Last night during a moment of doubt, I finished watching GDM’s family meeting on Facebook Live. In the last 30 seconds she mentioned her people, the people of the bathroom floor, the people of rock bottoms, and how her people know that before we rise we have to fall: “As people of the bathroom floor we know that everything beautiful starts on the bathroom floor.” I LOVED her words. I loved her words so much. I’ve always been looking for my people. Last night it became VERY clear that my people of the unicorns of the bathroom floor. The unicorns of the bathroom floor. Because anyone who has had there knees pressed into the ground, anyone who has lost anything understands that to rise we have to be mythical. We have to be stronger than we’ve ever been before.

As people of the bathroom floor we know that when the going gets tough that’s when the miracles start happening. And boy are they happening in abundance in my life. Beauty stacked upon beauty.

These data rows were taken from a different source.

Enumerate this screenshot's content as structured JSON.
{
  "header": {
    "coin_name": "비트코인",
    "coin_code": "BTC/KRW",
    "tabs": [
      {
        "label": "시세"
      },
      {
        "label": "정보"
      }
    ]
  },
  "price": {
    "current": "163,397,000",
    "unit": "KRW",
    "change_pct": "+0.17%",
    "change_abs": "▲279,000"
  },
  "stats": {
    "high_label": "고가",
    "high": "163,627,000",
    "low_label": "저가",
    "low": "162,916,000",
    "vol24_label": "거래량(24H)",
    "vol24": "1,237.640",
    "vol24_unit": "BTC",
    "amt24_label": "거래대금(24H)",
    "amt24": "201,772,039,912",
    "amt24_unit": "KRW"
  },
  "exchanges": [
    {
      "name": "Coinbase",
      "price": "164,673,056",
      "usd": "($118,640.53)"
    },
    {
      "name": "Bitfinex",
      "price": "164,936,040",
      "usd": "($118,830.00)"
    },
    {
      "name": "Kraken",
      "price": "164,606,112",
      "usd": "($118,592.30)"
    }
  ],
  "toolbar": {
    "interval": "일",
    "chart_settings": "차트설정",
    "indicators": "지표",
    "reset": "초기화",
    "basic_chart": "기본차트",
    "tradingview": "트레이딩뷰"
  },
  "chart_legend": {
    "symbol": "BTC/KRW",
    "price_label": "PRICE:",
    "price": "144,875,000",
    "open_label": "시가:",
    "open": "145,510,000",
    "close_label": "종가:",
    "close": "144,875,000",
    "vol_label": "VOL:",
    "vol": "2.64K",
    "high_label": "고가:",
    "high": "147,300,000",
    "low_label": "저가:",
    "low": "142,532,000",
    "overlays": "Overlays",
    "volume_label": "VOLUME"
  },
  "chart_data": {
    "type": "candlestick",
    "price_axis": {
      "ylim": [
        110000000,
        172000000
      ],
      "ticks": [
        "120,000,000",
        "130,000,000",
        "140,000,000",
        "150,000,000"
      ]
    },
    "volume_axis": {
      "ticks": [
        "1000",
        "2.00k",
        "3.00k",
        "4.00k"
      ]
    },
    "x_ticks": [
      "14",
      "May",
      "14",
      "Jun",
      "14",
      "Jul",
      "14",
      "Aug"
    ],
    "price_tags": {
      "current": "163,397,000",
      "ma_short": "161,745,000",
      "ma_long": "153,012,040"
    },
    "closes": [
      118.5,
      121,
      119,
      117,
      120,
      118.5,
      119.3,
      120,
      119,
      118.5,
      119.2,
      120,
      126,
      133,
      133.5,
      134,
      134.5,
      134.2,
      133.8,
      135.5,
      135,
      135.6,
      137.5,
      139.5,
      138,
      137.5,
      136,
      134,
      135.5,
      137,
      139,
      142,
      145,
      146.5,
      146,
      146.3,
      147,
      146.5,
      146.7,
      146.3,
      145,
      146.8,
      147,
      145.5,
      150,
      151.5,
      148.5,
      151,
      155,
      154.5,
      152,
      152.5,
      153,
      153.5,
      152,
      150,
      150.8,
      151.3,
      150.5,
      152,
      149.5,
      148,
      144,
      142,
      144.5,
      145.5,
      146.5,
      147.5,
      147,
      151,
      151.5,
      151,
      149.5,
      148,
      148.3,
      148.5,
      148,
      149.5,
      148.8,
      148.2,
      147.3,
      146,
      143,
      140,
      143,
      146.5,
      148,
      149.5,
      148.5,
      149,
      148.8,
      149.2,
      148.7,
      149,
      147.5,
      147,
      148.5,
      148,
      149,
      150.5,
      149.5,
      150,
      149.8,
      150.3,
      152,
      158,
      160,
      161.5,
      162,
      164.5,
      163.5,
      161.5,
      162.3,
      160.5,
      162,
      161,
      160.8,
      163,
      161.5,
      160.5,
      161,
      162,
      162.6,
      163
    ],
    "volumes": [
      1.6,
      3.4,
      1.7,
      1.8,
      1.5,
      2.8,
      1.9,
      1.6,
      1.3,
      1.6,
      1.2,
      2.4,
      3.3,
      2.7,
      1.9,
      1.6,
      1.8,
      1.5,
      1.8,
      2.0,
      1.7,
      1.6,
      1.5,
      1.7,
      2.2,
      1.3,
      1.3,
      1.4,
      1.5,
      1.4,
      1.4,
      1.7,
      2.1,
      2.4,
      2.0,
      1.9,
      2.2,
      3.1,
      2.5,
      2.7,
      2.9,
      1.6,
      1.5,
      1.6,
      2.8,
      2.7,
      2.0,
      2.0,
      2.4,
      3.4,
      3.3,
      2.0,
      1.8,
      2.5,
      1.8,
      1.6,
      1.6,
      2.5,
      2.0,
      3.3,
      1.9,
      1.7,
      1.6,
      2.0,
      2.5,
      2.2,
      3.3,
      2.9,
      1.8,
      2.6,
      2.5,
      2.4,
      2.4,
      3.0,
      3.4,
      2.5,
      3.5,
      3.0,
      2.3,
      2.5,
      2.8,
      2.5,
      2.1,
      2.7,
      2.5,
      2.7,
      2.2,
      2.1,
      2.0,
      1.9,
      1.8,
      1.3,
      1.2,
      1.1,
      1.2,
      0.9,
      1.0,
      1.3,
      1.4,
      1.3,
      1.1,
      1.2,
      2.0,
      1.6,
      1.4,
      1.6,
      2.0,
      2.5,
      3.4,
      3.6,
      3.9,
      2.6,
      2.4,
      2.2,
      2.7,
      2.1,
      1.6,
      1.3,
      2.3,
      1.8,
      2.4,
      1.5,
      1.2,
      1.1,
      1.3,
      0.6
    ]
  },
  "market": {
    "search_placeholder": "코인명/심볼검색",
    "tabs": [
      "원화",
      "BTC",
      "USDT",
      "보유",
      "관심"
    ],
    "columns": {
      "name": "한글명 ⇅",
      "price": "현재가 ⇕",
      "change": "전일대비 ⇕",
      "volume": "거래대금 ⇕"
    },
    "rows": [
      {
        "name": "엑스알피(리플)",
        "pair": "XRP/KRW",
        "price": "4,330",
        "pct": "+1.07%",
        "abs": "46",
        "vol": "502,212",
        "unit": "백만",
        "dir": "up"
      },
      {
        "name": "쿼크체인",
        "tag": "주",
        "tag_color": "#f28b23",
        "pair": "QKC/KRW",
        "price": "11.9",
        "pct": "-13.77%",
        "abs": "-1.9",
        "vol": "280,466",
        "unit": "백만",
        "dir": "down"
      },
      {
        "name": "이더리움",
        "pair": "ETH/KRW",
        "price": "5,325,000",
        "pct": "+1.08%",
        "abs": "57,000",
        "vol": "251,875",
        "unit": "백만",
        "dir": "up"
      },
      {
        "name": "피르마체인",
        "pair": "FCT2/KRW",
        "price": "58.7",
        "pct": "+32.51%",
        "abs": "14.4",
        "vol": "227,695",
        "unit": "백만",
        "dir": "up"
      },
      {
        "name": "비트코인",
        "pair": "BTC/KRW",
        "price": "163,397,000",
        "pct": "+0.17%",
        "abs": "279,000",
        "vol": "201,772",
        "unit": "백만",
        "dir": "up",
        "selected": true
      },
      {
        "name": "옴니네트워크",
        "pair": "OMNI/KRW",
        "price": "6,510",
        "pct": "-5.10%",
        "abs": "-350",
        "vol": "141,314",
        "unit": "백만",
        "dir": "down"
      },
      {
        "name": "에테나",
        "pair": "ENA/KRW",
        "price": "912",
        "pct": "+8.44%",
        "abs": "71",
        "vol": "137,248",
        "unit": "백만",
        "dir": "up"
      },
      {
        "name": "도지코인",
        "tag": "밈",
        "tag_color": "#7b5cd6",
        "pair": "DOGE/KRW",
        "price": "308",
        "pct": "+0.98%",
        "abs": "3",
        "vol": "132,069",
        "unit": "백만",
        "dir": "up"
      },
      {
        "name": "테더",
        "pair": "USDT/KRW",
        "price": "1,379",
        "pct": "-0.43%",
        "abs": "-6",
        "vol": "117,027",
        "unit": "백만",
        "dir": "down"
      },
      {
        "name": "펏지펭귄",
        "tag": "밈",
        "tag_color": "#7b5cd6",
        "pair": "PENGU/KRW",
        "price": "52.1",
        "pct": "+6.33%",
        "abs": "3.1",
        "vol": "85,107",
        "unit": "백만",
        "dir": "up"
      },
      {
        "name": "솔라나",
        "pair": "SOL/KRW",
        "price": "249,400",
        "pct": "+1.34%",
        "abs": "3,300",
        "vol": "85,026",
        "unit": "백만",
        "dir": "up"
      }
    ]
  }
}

I’m trying to stay in the day, trying to stay even in the moment, but mannnn I just want to think about all of the future beauty that’s about to be born. I think what I’m really trying to say is I’m embracing a new way of living my life. In any moments of doubt, I’m putting the heavy right on down. In any moments of beauty I’m dancing my freaking heart out. I’m loving and showing-up and slowing down and remembering that I once prayed for days like these. Today was in my past prayers. How can I even begin to get over the beauty and awe of that? I hope I never do.